El Castilla no sabe ganar sin Arbeloa. Lo dicen los números. El primer filial del Real Madrid acumula ya cuatro partidos sin ganar en el grupo primero de Primera Federación, los tres últimos desde que Álvaro Arbeloa ascendió al primer equipo. Julián López de Lerma está haciendo un buen trabajo en Valdebebas, pero todavía no ha encontrado el camino hacia la victoria.
La última victoria del Real Madrid Castilla data de hace casi un mes. Fue el pasado 4 de enero en el primer partido del año contra el Arenteiro en Valdebebas. Ganó el equipo madridista 2-0 con los goles de Rachad y Palacios. Después de ese partido, el delantero recayó de su lesión. Una mala suerte tremenda para el equipo blanco.
En aquel partido estaba Arbeloa al frente del Castilla y nada hacía presagiar que podía convertirse en el entrenador del primer equipo pocos días después. Una semana después, el filial madridista fue a Getxo y perdió 4-1 aumentando su mala racha fuera de casa. Fue el último partido del míster en el Castilla antes de dar el salto al primer equipo.
Dos días después de ese partido, el pasado 12 de enero, el Real Madrid anunció de manera oficial la destitución de Xabi Alonso y el anuncio de Arbeloa como entrenador del primer equipo. Eso provocó que Julián López de Lerma, entrenador hasta ese momento del Juvenil A, ascendiese también al Castilla.
Con Julián López de Lerma al frente del Castilla, el equipo ya ha jugado tres partidos. Dos en casa y uno fuera. Y en ninguno ha logrado ganar cortando la gran racha en casa y ampliando la mala dinámica fuera de Valdebebas. La derrota fue en Tenerife (4-2) ante un líder incontestable este año en Primera Federación.
Los dos empates (1-1) fueron contra Mérida y Osasuna B. El último, ante el filial rojillo, jugando más de 45 minutos contra 10. Pero el Castilla no está fino en las últimas semanas. No le salen cosas y el equipo se ha visto atascado.

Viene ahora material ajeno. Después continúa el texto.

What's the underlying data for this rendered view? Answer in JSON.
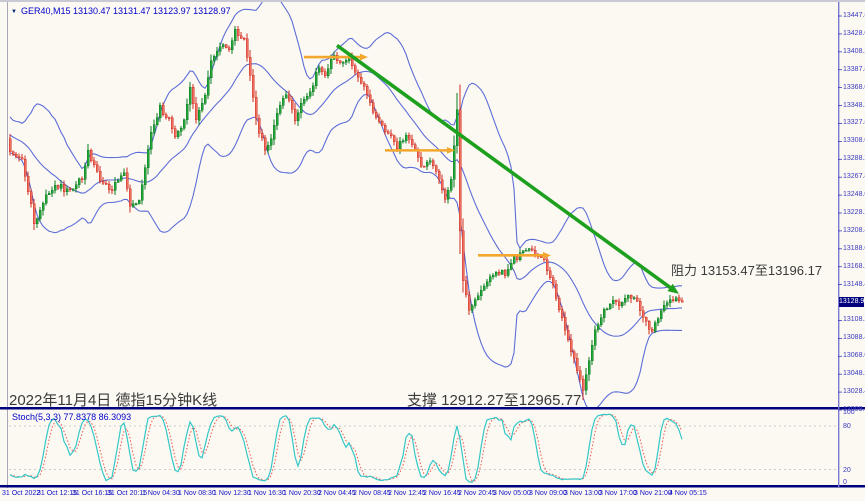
{
  "window": {
    "collapse_icon": "▼",
    "symbol_info": "GER40,M15 13130.47 13131.47 13123.97 13128.97"
  },
  "annotations": {
    "date_label": "2022年11月4日 德指15分钟K线",
    "support_label": "支撑 12912.27至12965.77",
    "resistance_label": "阻力 13153.47至13196.17"
  },
  "colors": {
    "background": "#fcf9f2",
    "candle_up_fill": "#21a637",
    "candle_up_stroke": "#0e7d24",
    "candle_down_fill": "#ee6e5f",
    "candle_down_stroke": "#cf2f23",
    "bollinger_band": "#5d6ed8",
    "trendline": "#1da01d",
    "arrow": "#f3a72e",
    "separator": "#00007e",
    "axis_separator": "#7a7ad0",
    "price_text": "#3a3ac0",
    "time_text": "#1414c8",
    "stoch_k": "#35c7c7",
    "stoch_d": "#ef5350",
    "stoch_level": "#bbbbbb",
    "tag_bg": "#00007e",
    "tag_text": "#ffffff"
  },
  "chart_data": {
    "type": "candlestick",
    "symbol": "GER40",
    "timeframe": "M15",
    "quote": {
      "open": 13130.47,
      "high": 13131.47,
      "low": 13123.97,
      "close": 13128.97
    },
    "price_axis": {
      "top_price": 13447.8,
      "bottom_price": 13008.6,
      "current_price": "13128.97",
      "labels": [
        "13447.80",
        "13428.00",
        "13408.20",
        "13387.80",
        "13368.00",
        "13348.20",
        "13327.80",
        "13308.00",
        "13288.20",
        "13267.80",
        "13248.00",
        "13228.20",
        "13208.40",
        "13188.00",
        "13168.20",
        "13148.40",
        "",
        "13108.20",
        "13088.40",
        "13068.00",
        "13048.20",
        "13028.40",
        "13008.60"
      ]
    },
    "time_axis": {
      "labels": [
        "31 Oct 2022",
        "31 Oct 12:15",
        "31 Oct 16:15",
        "31 Oct 20:15",
        "1 Nov 04:30",
        "1 Nov 08:30",
        "1 Nov 12:30",
        "1 Nov 16:30",
        "1 Nov 20:30",
        "2 Nov 04:45",
        "2 Nov 08:45",
        "2 Nov 12:45",
        "2 Nov 16:45",
        "2 Nov 20:45",
        "3 Nov 05:00",
        "3 Nov 09:00",
        "3 Nov 13:00",
        "3 Nov 17:00",
        "3 Nov 21:00",
        "4 Nov 05:15"
      ]
    },
    "bars_total": 225,
    "price_path_anchors": [
      [
        0,
        13296
      ],
      [
        4,
        13287
      ],
      [
        8,
        13218
      ],
      [
        12,
        13248
      ],
      [
        16,
        13259
      ],
      [
        20,
        13252
      ],
      [
        24,
        13267
      ],
      [
        26,
        13296
      ],
      [
        30,
        13265
      ],
      [
        34,
        13254
      ],
      [
        38,
        13274
      ],
      [
        40,
        13237
      ],
      [
        43,
        13243
      ],
      [
        45,
        13278
      ],
      [
        47,
        13321
      ],
      [
        50,
        13345
      ],
      [
        53,
        13334
      ],
      [
        55,
        13310
      ],
      [
        58,
        13332
      ],
      [
        60,
        13368
      ],
      [
        62,
        13332
      ],
      [
        65,
        13360
      ],
      [
        67,
        13399
      ],
      [
        70,
        13415
      ],
      [
        73,
        13410
      ],
      [
        75,
        13430
      ],
      [
        78,
        13423
      ],
      [
        80,
        13382
      ],
      [
        82,
        13332
      ],
      [
        85,
        13298
      ],
      [
        87,
        13310
      ],
      [
        89,
        13343
      ],
      [
        92,
        13360
      ],
      [
        95,
        13332
      ],
      [
        97,
        13349
      ],
      [
        100,
        13365
      ],
      [
        103,
        13390
      ],
      [
        105,
        13382
      ],
      [
        108,
        13404
      ],
      [
        111,
        13396
      ],
      [
        113,
        13401
      ],
      [
        116,
        13382
      ],
      [
        119,
        13360
      ],
      [
        121,
        13343
      ],
      [
        124,
        13323
      ],
      [
        127,
        13315
      ],
      [
        129,
        13301
      ],
      [
        132,
        13315
      ],
      [
        135,
        13298
      ],
      [
        137,
        13282
      ],
      [
        140,
        13285
      ],
      [
        143,
        13265
      ],
      [
        145,
        13243
      ],
      [
        147,
        13265
      ],
      [
        149,
        13343
      ],
      [
        150,
        13209
      ],
      [
        151,
        13153
      ],
      [
        153,
        13120
      ],
      [
        155,
        13131
      ],
      [
        157,
        13142
      ],
      [
        159,
        13150
      ],
      [
        162,
        13165
      ],
      [
        165,
        13159
      ],
      [
        167,
        13174
      ],
      [
        170,
        13181
      ],
      [
        173,
        13189
      ],
      [
        175,
        13185
      ],
      [
        178,
        13176
      ],
      [
        181,
        13148
      ],
      [
        183,
        13120
      ],
      [
        186,
        13087
      ],
      [
        189,
        13053
      ],
      [
        191,
        13031
      ],
      [
        193,
        13064
      ],
      [
        195,
        13098
      ],
      [
        198,
        13120
      ],
      [
        201,
        13131
      ],
      [
        203,
        13126
      ],
      [
        206,
        13137
      ],
      [
        209,
        13131
      ],
      [
        211,
        13109
      ],
      [
        214,
        13098
      ],
      [
        217,
        13120
      ],
      [
        219,
        13131
      ],
      [
        222,
        13134
      ],
      [
        224,
        13129
      ]
    ],
    "spike_high": {
      "bar": 149,
      "price": 13362
    },
    "spike_low": {
      "bar": 191,
      "price": 13020
    },
    "bollinger": {
      "period": 20,
      "deviation": 2
    },
    "trendline": {
      "from": {
        "bar": 109,
        "price": 13415
      },
      "to": {
        "bar": 223,
        "price": 13138
      }
    },
    "arrows": [
      {
        "from_bar": 98,
        "to_bar": 118,
        "price": 13402
      },
      {
        "from_bar": 125,
        "to_bar": 147,
        "price": 13298
      },
      {
        "from_bar": 156,
        "to_bar": 179,
        "price": 13181
      }
    ],
    "resistance_zone": [
      13153.47,
      13196.17
    ],
    "support_zone": [
      12912.27,
      12965.77
    ],
    "indicator": {
      "name": "Stoch(5,3,3)",
      "k": "77.8378",
      "d": "86.3093",
      "levels": [
        80,
        20
      ],
      "scale_labels": [
        "100",
        "80",
        "20",
        "0"
      ]
    }
  }
}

Así explicaba Julián López de Lerma la situación del Castilla actualmente en los últimos partidos: «No hemos conseguido todavía ganar y está claro que tenemos que… es una suma de que nos están penalizando mucho los errores individuales y nos castigan mucho en contra. Y eso hace que ganar partidos no sea tan fácil. Pero creo que la dinámica y la meta y la idea está ahí. Solamente falta que podamos llegar a hacerlo un poco mejor y nos acerque a la victoria. Hoy creo que era un partido para haberlo ganado y no ha podido ser. Sin ese error de Valde estaríamos hablando de un partido totalmente distinto y no estarías haciendo esta pregunta. La meta y el porqué es a veces demasiado contextual».